Posted: Wed Aug 18, 2010 5:40 am
by drosophila
Apparently (based on Google search), AMD has something called Hypertransport interconnect technology associated with HTX connector (vs PCIe).
http://en.wikipedia.org/wiki/HyperTransport
http://www.hypertransport.org/docs/pres ... -22-06.pdf

And this HTX connectivity "Eliminates Bandwidth Bottlenecks of Speed-Critical, Compute-Intensive,Server Clustering and Co-Processing Applications".

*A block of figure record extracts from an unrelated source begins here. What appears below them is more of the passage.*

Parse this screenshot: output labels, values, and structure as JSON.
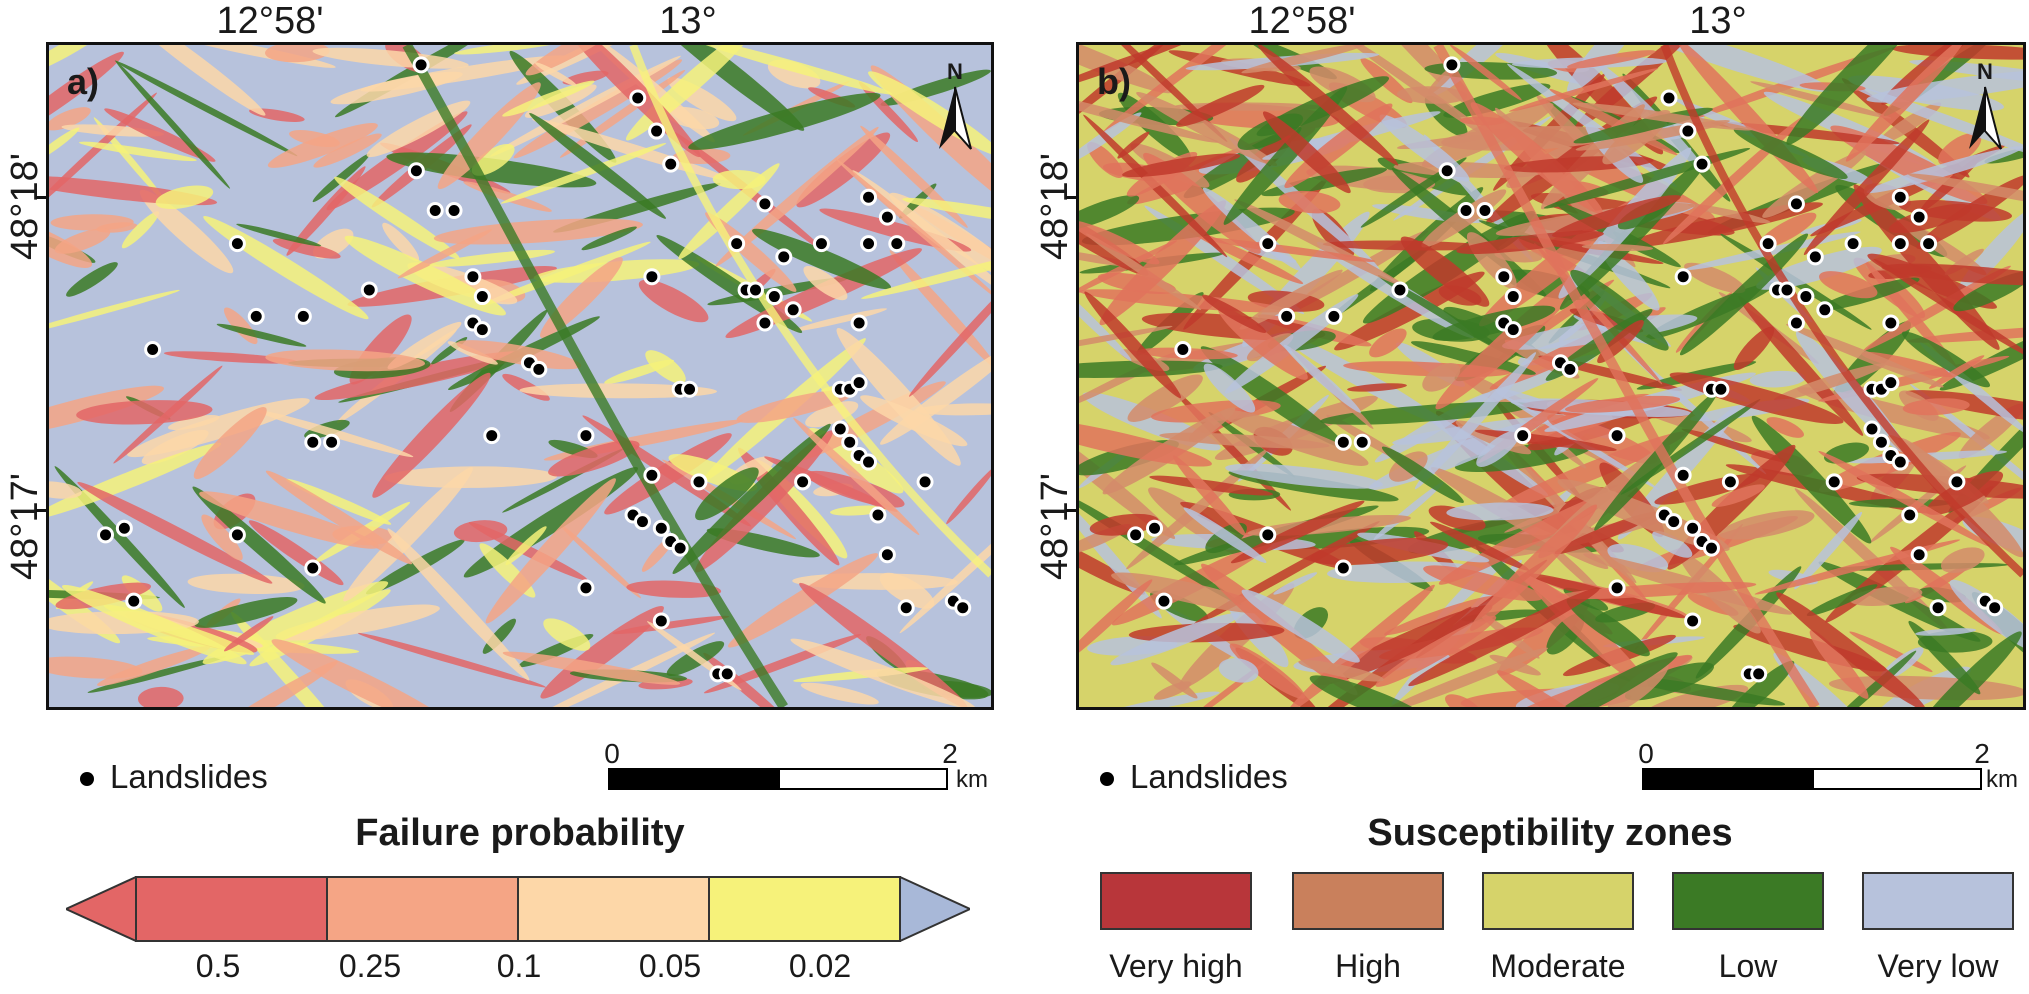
{
  "panels": [
    {
      "letter": "a)",
      "lon_ticks": [
        "12°58'",
        "13°"
      ],
      "lat_ticks": [
        "48°18'",
        "48°17'"
      ],
      "north": "N",
      "base_color": "#b7c2dc",
      "patch_colors": [
        "#3b7a25",
        "#f6f27a",
        "#f5a585",
        "#e36666",
        "#fdd7a8"
      ]
    },
    {
      "letter": "b)",
      "lon_ticks": [
        "12°58'",
        "13°"
      ],
      "lat_ticks": [
        "48°18'",
        "48°17'"
      ],
      "north": "N",
      "base_color": "#d6d36a",
      "patch_colors": [
        "#e0735c",
        "#c0392b",
        "#b7c2dc",
        "#3b7a25",
        "#d48b6a"
      ]
    }
  ],
  "landslides": [
    [
      0.395,
      0.03
    ],
    [
      0.625,
      0.08
    ],
    [
      0.645,
      0.13
    ],
    [
      0.66,
      0.18
    ],
    [
      0.39,
      0.19
    ],
    [
      0.41,
      0.25
    ],
    [
      0.43,
      0.25
    ],
    [
      0.2,
      0.3
    ],
    [
      0.64,
      0.35
    ],
    [
      0.73,
      0.3
    ],
    [
      0.76,
      0.24
    ],
    [
      0.78,
      0.32
    ],
    [
      0.82,
      0.3
    ],
    [
      0.87,
      0.23
    ],
    [
      0.89,
      0.26
    ],
    [
      0.87,
      0.3
    ],
    [
      0.9,
      0.3
    ],
    [
      0.45,
      0.35
    ],
    [
      0.34,
      0.37
    ],
    [
      0.46,
      0.38
    ],
    [
      0.74,
      0.37
    ],
    [
      0.75,
      0.37
    ],
    [
      0.77,
      0.38
    ],
    [
      0.79,
      0.4
    ],
    [
      0.22,
      0.41
    ],
    [
      0.27,
      0.41
    ],
    [
      0.45,
      0.42
    ],
    [
      0.46,
      0.43
    ],
    [
      0.76,
      0.42
    ],
    [
      0.86,
      0.42
    ],
    [
      0.11,
      0.46
    ],
    [
      0.51,
      0.48
    ],
    [
      0.52,
      0.49
    ],
    [
      0.67,
      0.52
    ],
    [
      0.68,
      0.52
    ],
    [
      0.84,
      0.52
    ],
    [
      0.85,
      0.52
    ],
    [
      0.86,
      0.51
    ],
    [
      0.28,
      0.6
    ],
    [
      0.3,
      0.6
    ],
    [
      0.47,
      0.59
    ],
    [
      0.57,
      0.59
    ],
    [
      0.84,
      0.58
    ],
    [
      0.85,
      0.6
    ],
    [
      0.86,
      0.62
    ],
    [
      0.87,
      0.63
    ],
    [
      0.64,
      0.65
    ],
    [
      0.69,
      0.66
    ],
    [
      0.8,
      0.66
    ],
    [
      0.93,
      0.66
    ],
    [
      0.06,
      0.74
    ],
    [
      0.08,
      0.73
    ],
    [
      0.2,
      0.74
    ],
    [
      0.62,
      0.71
    ],
    [
      0.63,
      0.72
    ],
    [
      0.65,
      0.73
    ],
    [
      0.66,
      0.75
    ],
    [
      0.67,
      0.76
    ],
    [
      0.88,
      0.71
    ],
    [
      0.89,
      0.77
    ],
    [
      0.28,
      0.79
    ],
    [
      0.57,
      0.82
    ],
    [
      0.09,
      0.84
    ],
    [
      0.65,
      0.87
    ],
    [
      0.91,
      0.85
    ],
    [
      0.96,
      0.84
    ],
    [
      0.97,
      0.85
    ],
    [
      0.71,
      0.95
    ],
    [
      0.72,
      0.95
    ]
  ],
  "legend_left": {
    "point_label": "Landslides",
    "scale_start": "0",
    "scale_end": "2",
    "scale_unit": "km",
    "title": "Failure probability",
    "colorbar": [
      "#e36666",
      "#f5a585",
      "#fdd7a8",
      "#f6f27a",
      "#3b7a25",
      "#a8b8d8"
    ],
    "breaks": [
      "0.5",
      "0.25",
      "0.1",
      "0.05",
      "0.02"
    ]
  },
  "legend_right": {
    "point_label": "Landslides",
    "scale_start": "0",
    "scale_end": "2",
    "scale_unit": "km",
    "title": "Susceptibility zones",
    "zones": [
      {
        "label": "Very high",
        "color": "#b8363a"
      },
      {
        "label": "High",
        "color": "#c9805c"
      },
      {
        "label": "Moderate",
        "color": "#d6d36a"
      },
      {
        "label": "Low",
        "color": "#3b7a25"
      },
      {
        "label": "Very low",
        "color": "#b7c2dc"
      }
    ]
  }
}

Could it be the answer to my own question?

Re: AMD 6 core

Posted: Thu Aug 19, 2010 6:23 am
by drosophila
Just to correct myself, PCI-e 3.O is actually going to support HyperTransport protocol too:

http://www.xbitlabs.com/news/other/disp ... _2011.html

"In 2008 Advanced Micro Devices and Hewlett Packard proposed a number of extensions for PCI Express 3.0. One of the extensions is protocol multiplexing, a feature that would allow chips to dynamically switch between seven different protocols in addition to PCIe using the shared set of pins. This would allow creation of chips that would be compatible with PCIe, HyperTransport, QuickPath Interconnect, Ethernet and other buses at the same time. Another extension is called lightweight notification and would allow co-processors or peripheral chips to talk to each other through system memory using a PCIe transaction without interrupting a host processor." :D

Re: AMD 6 core

Posted: Thu Aug 19, 2010 7:06 am
by Zom-B
The big win for integrating GPU into CPU is the data transfer!
The CPU can feed the GPU directly without need to transfer over PCI-E lanes.
This should result in a 100% GPU load if used for RayTracing...

Re: AMD 6 core

Posted: Sat Aug 16, 2014 1:11 pm
by Tramis
Hello all, sorry for reviving this old topic, but I have one question.

Has anyone tried render using AMD A series CPUS with Indigo using OpenCL (GPU render)? Does it work? Or maybe it doesn't support OpenCL in AMD APUS?

Why I am asking? I want to build small renderfarm using few pcs with APUS.